During my freshman year of high school, Mother and I finally lived in our own apartment. We weren’t living out of a car or bumming somebody’s spare room or couch or staying with family so she relented and let me get a cat. By this time, I’d become partial to cats. Maybe it was because there were more stray cats than dogs I cared for during my more nomadic years. This was back in the day before the Internet so I snagged a Sunday paper one morning and searched the “For Sale” section for the perfect feline.

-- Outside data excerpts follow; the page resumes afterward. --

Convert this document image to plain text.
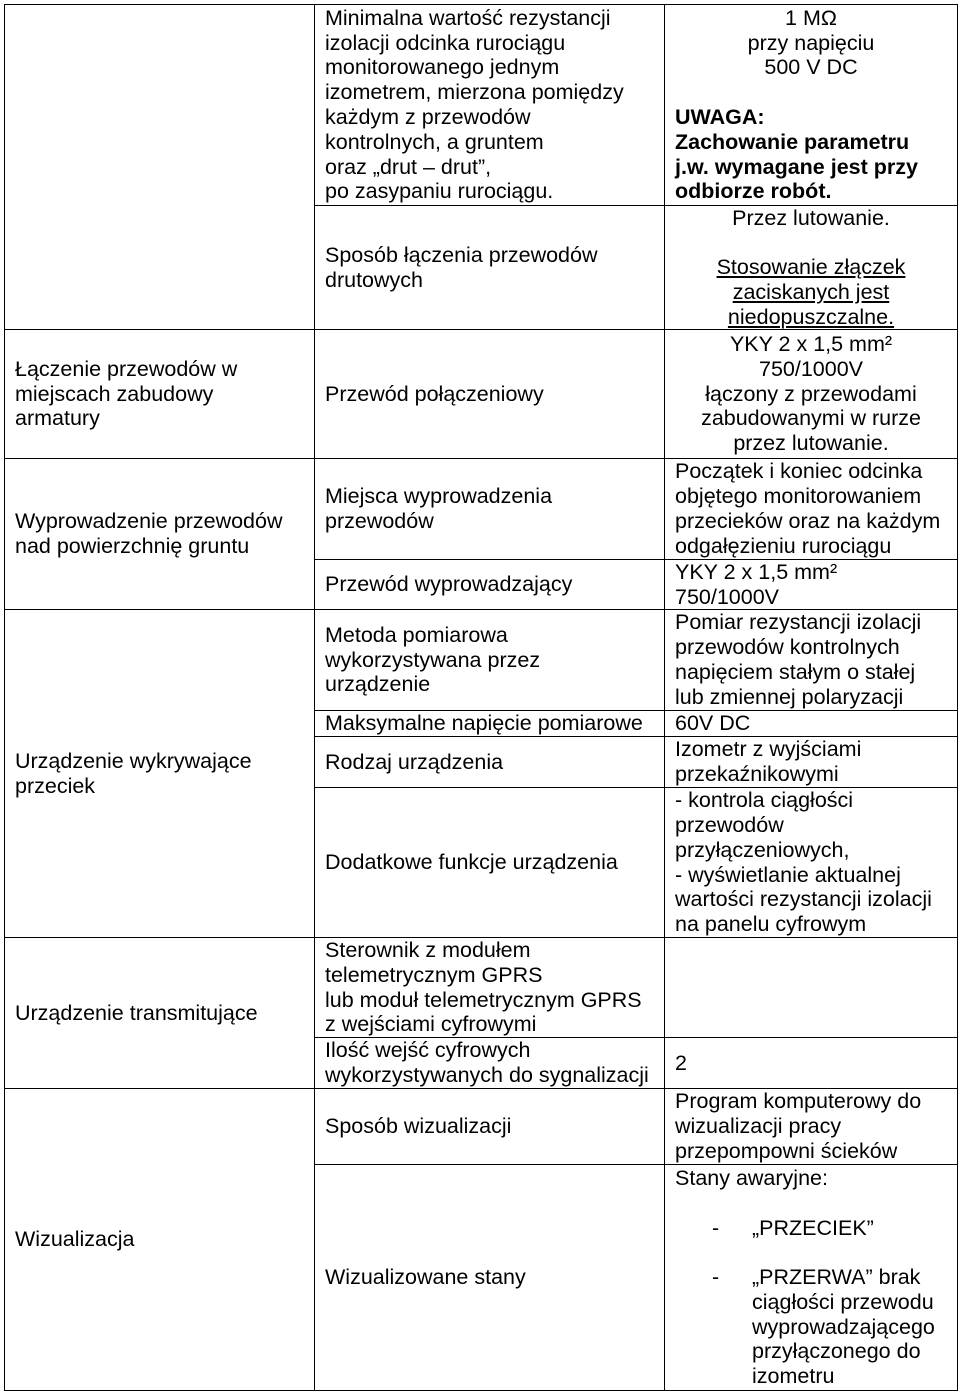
Łączenie przewodów w
miejscach zabudowy
armatury
Wyprowadzenie przewodów
nad powierzchnię gruntu
Urządzenie wykrywające
przeciek
Urządzenie transmitujące
Wizualizacja
Minimalna wartość rezystancji
izolacji odcinka rurociągu
monitorowanego jednym
izometrem, mierzona pomiędzy
każdym z przewodów
kontrolnych, a gruntem
oraz „drut – drut”,
po zasypaniu rurociągu.
Sposób łączenia przewodów
drutowych
Przewód połączeniowy
Miejsca wyprowadzenia
przewodów
Przewód wyprowadzający
Metoda pomiarowa
wykorzystywana przez
urządzenie
Maksymalne napięcie pomiarowe
Rodzaj urządzenia
Dodatkowe funkcje urządzenia
Sterownik z modułem
telemetrycznym GPRS
lub moduł telemetrycznym GPRS
z wejściami cyfrowymi
Ilość wejść cyfrowych
wykorzystywanych do sygnalizacji
Sposób wizualizacji
Wizualizowane stany
1 MΩ
przy napięciu
500 V DC
UWAGA:
Zachowanie parametru
j.w. wymagane jest przy
odbiorze robót.
Przez lutowanie.
Stosowanie złączek
zaciskanych jest
niedopuszczalne.
YKY 2 x 1,5 mm²
750/1000V
łączony z przewodami
zabudowanymi w rurze
przez lutowanie.
Początek i koniec odcinka
objętego monitorowaniem
przecieków oraz na każdym
odgałęzieniu rurociągu
YKY 2 x 1,5 mm²
750/1000V
Pomiar rezystancji izolacji
przewodów kontrolnych
napięciem stałym o stałej
lub zmiennej polaryzacji
60V DC
Izometr z wyjściami
przekaźnikowymi
- kontrola ciągłości
przewodów
przyłączeniowych,
- wyświetlanie aktualnej
wartości rezystancji izolacji
na panelu cyfrowym
2
Program komputerowy do
wizualizacji pracy
przepompowni ścieków
Stany awaryjne:
-	„PRZECIEK”
-	„PRZERWA” brak
ciągłości przewodu
wyprowadzającego
przyłączonego do
izometru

She was the runt of the litter and ugly as sin, but I had to have her. She almost got tossed from the car when she pooped in the back seat of Mother’s Mercedes. It wouldn’t be the last time I stood up to mother for my sweet girl. I dubbed her Kahlua. A naming trend that continues to this day. Kahlua was a source of joy for me. I thought her quirky yet I learned that each cat has its own personality. She loved ice cubes in her water, salmon flavored wet food the best, would curl up in the spot between my neck and my chest when we went to bed, and then sit on my face if I dared sleep too late instead of getting up to feed her. It’s my belief I lost her the same way I lost Smokie when she tried to attack mother to protect me from a vicious beating. I woke up the next morning to find Kahlua gone. “She must have gotten outside by accident,” I was told. I may have lost my sweet girl that night, but I also never allowed Mother to lay her hands on me again. I was 17.
After losing Kahlua, cats stayed as strays I took care of or the beneficiary of monetary donations to various animal charities until I was 23. My biological clock started ticking like mad and I knew I had no business having any more children. My son was more than enough. So Brandi and Whiskey came into our lives. They taught me the importance of getting your animals neutered and spayed as Brandi gave birth to a litter of six. Renamed Mamma and Pappa cat, Morgan, Mouse, Chameleon, Grace, Apollo, and Squeakers joined them. By the time I loaded my car and moved from Las Vegas to Millington at 28, I only had to worry about bringing Brandi and Morgan with me.
When my sweet Morgan died a few years later, I felt I was done with cats. Losing them was too hard, but then one cold night in December my dad was working security. He stopped to get out of his truck to throw away some garbage only to find a small, gray fluff ball curled up in his jacket when he got back in. 10 years later, Goose is my sweet boy who loves green olives, curling up against my neck on the back of the couch, and greeting me at the door when I come home. He shares me with Appletini, Tulla, and Misfit.
I embrace when people call me a “cat lady.” I’m proud that my son, now 21, is a cat dad. My love for the feline is inked on my skin with three of my nine tattoos having a cat theme. No matter the hurt when I lose one or how much they frustrate me sometimes, I can’t imagine my life without them. My furry babies. My fuzzy companions. There’s nothing crazy about that.